There are not very many external dependencies, however getting fully set up has been surprisingly challenging for some specific environments. For this reason, a functional Vagrant configuration has been supplied to support development within a virtual machine environment.
For those wanting to develop “natively”, the package can be successfully installed on recent builds of Fedora, Ubuntu and OSX, and probably older builds also. You will need to set up a Python 3 environment. We recommend using a virtual environment in order to minimise any potential conflicts with other system packages.
Detailed Architectural Overview¶
The package is divided into the following key areas:
+The top-level ‘wordgraph’ method are contained within ‘describer.py’, which contains logic for passing data and requests off to the appropriate handlers given the source and type of the incoming data. +The “analysers” file, which contain methods for recognising describable patterns within individual data series within a graph. +The “grapher” file, which contains methods for creating describable-graph data structures from specific types of source input data. Individual Graph classes can be created which will make assumptions about the data being passed in. +The “realiser” sub-module, which contains the code for generating language given the describable features of the graph identified in the grapher module.
Choosing Work Tasks¶
If you prefer, please feel free to just start working in your own direction. No guarantee is made that pull requests will be integrated. If you want to contribute back to the repository, it is best to contact the package maintainers to discuss the direction of your work before investing too much time.

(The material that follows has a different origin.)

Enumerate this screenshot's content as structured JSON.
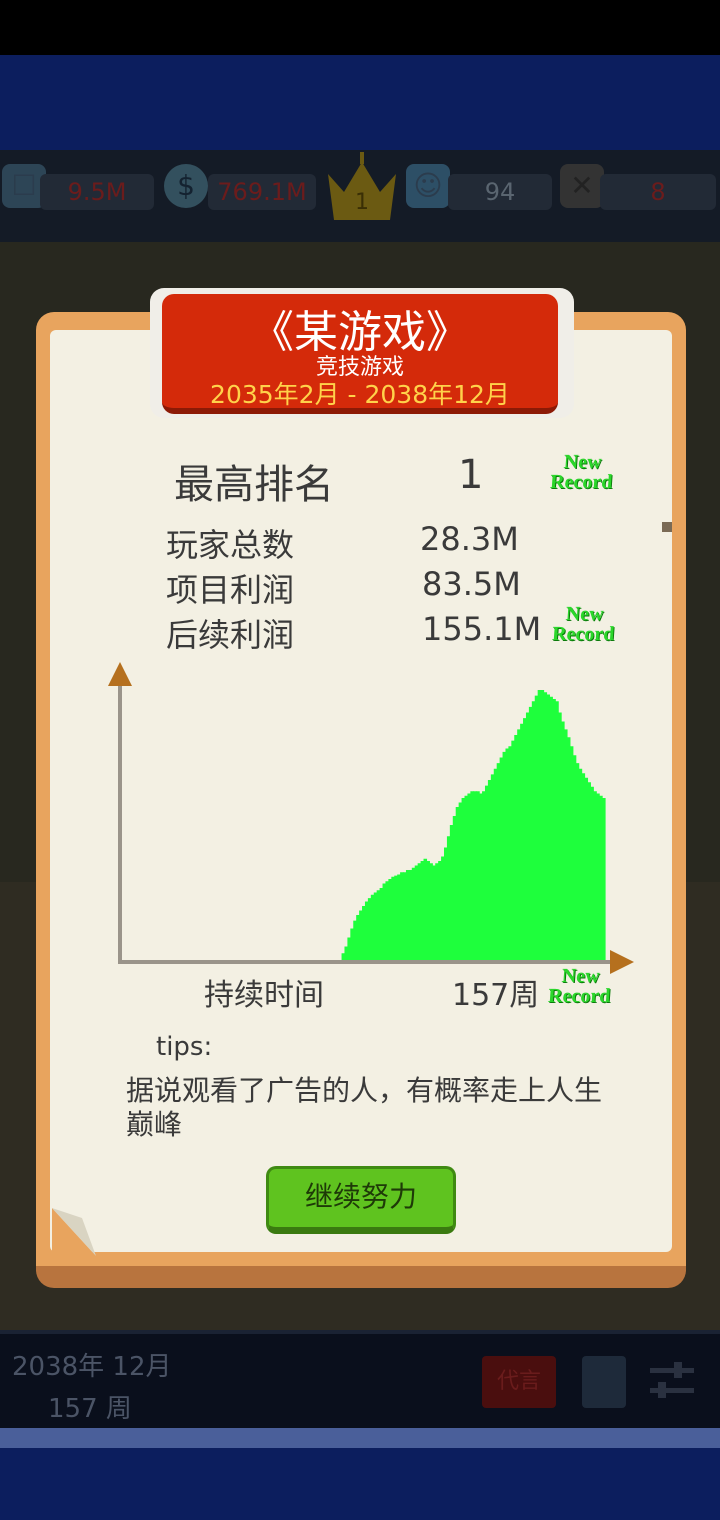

A list of useful tasks are included in the github issues list. If you start working on an issue, even if you are simply looking into it and haven’t yet got a solution in mind, please leave a message there. If nothing else, it will give the package maintainers some increased visibility of interest in that particular area. You may also be able to contribute background information and context that could help someone later working on that task.
The documentation pages also often contain suggestions for future work which haven’t made it to the issues list, but are still potentially rewarding areas. Please feel free to add these to the issues list, and if you address them, please also update the documentation to match.
The approach of this package is fairly open and encouraging of direct contribution. Please don’t commit any code which breaks test compliance, although additional input cases can be added as “xfailing” prior to the development of a solution. For those of you with the ‘commit bit’, please get a code review (in person or via a pull request) for anything more than about 20 lines. Feel free to get a code review on one-line changes if you would like!
The initial development team was formed during the PyCon AU 2014 sprints, and there is no specific developer induction process at this stage. For now, just flag your interest. It is likely that the process of gaining commit access will involve the submission of a few good-quality pull requests, but please don’t be hesitant if you are considering getting involved.
There is also a heavy emphasis on good documentation and test practises. The goal of the project is to support those who want to get involved. There is an “all welcome” approach, not a “rocket scientists only” one.